Familienrichter soll aktiv nach maskenkritischen Eltern gesucht haben

Nach den Ermittlungen der StA soll der Familienrichter sich aktiv darum bemüht haben, maskenkritische Eltern von Schülern ausfindig zu machen. Außerdem soll er Einfluss auf die eingeholten Sachverständigengutachten genommen haben.

Rechtsbeugung ist Verbrechen

Die Folgen seines Verhaltens könnten für den Richter äußerst unangenehm werden. Rechtsbeugung ist ein Verbrechen und wird gemäß § 339 StGB mit einer Freiheitsstrafe von einem Jahr bis zu fünf Jahren geahndet. Eine Verurteilung hat regelmäßig gemäß § 24 Nr. 1 DRiG den Verlust des Richteramtes zur Folge.  

Hintergrund:

Die StA hatte bereits einige Wochen nach Erlass des umstrittenen familiengerichtlichen Beschlusses Ermittlungen gegen den Weimarer Familienrichter aufgenommen und im Juni 2021 dessen Dienst- und Privaträume durchsucht. Laptop und Handy des Richters wurden bei der Aktion beschlagnahmt.

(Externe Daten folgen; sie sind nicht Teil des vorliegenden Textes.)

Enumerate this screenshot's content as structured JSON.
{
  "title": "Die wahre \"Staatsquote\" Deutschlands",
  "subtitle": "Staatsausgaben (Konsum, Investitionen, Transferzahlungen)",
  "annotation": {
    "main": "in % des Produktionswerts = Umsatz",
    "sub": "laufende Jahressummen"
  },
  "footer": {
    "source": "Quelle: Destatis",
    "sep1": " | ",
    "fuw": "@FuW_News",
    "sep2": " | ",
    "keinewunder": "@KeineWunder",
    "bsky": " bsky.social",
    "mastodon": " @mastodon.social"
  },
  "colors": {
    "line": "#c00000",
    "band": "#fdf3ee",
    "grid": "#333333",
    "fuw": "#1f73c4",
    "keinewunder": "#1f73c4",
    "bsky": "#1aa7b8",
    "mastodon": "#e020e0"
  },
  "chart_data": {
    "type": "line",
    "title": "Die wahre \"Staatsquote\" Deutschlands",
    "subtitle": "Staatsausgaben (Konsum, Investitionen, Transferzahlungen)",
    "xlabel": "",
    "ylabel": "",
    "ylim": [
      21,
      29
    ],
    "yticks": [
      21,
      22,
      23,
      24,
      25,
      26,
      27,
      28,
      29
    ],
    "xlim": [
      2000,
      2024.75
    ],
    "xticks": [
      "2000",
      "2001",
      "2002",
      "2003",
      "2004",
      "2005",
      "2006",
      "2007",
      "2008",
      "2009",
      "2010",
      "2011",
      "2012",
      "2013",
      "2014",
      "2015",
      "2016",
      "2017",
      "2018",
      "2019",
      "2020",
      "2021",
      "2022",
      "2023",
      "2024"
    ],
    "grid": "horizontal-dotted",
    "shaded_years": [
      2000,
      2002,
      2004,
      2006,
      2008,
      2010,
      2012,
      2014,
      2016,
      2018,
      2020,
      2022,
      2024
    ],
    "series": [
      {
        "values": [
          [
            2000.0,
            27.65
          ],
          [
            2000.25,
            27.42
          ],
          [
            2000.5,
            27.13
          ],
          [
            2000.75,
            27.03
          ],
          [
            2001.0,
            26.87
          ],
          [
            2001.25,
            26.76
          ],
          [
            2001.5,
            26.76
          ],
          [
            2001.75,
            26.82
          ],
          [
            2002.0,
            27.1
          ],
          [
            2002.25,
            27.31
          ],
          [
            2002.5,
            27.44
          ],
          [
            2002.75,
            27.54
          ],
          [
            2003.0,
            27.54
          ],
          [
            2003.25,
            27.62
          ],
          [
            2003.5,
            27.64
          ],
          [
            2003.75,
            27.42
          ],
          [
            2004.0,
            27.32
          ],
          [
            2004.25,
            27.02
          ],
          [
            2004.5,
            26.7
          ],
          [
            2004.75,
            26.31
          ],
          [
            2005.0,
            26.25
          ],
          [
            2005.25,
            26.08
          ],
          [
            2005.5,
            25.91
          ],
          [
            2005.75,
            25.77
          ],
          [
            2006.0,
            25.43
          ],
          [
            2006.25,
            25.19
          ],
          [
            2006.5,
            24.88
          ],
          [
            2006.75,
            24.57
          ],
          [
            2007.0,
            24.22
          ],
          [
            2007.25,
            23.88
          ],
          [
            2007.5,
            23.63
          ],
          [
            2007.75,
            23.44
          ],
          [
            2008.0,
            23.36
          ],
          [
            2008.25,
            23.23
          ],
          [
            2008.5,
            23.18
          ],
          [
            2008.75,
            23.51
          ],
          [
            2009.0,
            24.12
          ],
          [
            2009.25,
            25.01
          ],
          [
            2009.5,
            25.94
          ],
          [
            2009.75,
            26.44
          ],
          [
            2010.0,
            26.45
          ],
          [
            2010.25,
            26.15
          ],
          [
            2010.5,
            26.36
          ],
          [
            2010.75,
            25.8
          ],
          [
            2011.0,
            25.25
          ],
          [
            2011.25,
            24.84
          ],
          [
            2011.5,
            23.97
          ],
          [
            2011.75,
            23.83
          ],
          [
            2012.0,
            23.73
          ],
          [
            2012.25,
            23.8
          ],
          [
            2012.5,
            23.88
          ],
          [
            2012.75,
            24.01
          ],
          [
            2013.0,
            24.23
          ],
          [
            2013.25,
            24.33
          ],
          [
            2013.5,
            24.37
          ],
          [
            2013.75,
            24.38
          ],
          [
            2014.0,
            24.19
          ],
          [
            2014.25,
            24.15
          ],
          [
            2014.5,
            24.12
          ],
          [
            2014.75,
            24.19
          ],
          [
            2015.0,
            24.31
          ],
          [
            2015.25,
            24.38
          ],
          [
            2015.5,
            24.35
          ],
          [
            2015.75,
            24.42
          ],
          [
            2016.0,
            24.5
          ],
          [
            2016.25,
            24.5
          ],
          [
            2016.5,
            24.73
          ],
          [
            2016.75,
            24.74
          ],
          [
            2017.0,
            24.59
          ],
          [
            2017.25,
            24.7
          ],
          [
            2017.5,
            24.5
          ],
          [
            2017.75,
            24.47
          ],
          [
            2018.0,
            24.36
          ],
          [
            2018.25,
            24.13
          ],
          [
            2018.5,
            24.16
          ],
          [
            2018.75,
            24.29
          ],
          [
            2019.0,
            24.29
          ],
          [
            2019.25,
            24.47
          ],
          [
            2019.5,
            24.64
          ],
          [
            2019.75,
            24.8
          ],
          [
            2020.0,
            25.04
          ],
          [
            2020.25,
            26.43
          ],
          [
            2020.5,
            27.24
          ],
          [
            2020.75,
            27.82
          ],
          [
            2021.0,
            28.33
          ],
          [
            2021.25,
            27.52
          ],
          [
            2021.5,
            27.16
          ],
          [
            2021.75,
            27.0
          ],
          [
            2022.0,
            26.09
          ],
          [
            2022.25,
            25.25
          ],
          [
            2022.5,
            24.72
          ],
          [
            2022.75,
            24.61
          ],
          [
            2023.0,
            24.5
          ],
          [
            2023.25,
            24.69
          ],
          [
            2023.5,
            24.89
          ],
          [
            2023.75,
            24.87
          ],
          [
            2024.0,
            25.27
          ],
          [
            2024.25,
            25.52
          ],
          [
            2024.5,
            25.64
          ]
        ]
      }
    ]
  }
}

Familienrichter hält Vorwurf der Rechtsbeugung für verfehlt

Der Familienrichter selbst tritt dem Vorwurf der Rechtsbeugung vehement entgegen. Rechtlich sei die Zuständigkeitsfrage keinesfalls unumstritten. Hierbei kann der Richter u.a. auf Beschlüsse des VG Münster verweisen. Dieses hatte sich als Verwaltungsgericht für Entscheidungen über die Pflicht zum Tragen eines Mundnasenschutzes in Schulen selbst für unzuständig erklärt. Im Hinblick auf die für eine solche Entscheidung maßgeblichen Aspekte des Kindeswohls sah auch das VG Münster die Zuständigkeit der Familiengerichte als gegeben an (VG Münster, Beschlüsse v. 26.5.2021, 5 L 339/21 u. 31.5.2021, 5 L 344/21).

Zuständigkeitsfrage inzwischen höchstrichterlich geklärt

Das BVerwG hat inzwischen klargestellt, dass Familiengerichte über behördliche Maßnahmen auf der Grundlage von öffentlich-rechtlichen Allgemeinverfügungen und Coronaschutzverordnungen nicht zu befinden haben. Allerdings dürften sie bei ihnen eingeleitete Verfahren auch nicht an die Verwaltungsgerichtsbarkeit verweisen (BVerwG, Beschluss v. 16.6.2021, 6 AV 1.21). Auch der BGH hat den Kompetenzkonflikt klar dahingehend beantwortet, dass im schulischen Sonderrechtsverhältnis die gerichtliche Kontrolle des Behördenhandelns allein den Verwaltungsgerichten und nicht den Familiengerichten obliegt (BGH, Beschluss v. 6.10.2021, XII ARZ 35/21).

Straftatbestand der Rechtsbeugung ist restriktiv auszulegen

Nach der Rechtsprechung des BVerfG ist nicht jede unrichtige Rechtsanwendung eine Rechtsbeugung im strafrechtlichen Sinne. Der Tatbestand der Rechtsbeugung sei vor dem Hintergrund der richterlichen Entscheidungsfreiheit einschränkend dahin auszulegen, dass der Tatbestand nur dann verwirklicht ist, wenn der Richter sich bei seiner Entscheidung nicht allein an Gesetz und Recht orientiert und sich bewusst in schwerwiegender Weise von Recht und Gesetz entfernt (BVerfG, Beschluss v. 14.7.2016, 2 BvR 661/16; ebenso: BGH, Urteil v. 22.1.2014, 2 StR 479/13). Ob danach das Verhalten des Weimarer Familienrichters tatsächlich den Tatbestand der Rechtsbeugung erfüllt, obliegt jetzt der nicht ganz einfachen Bewertung des LG.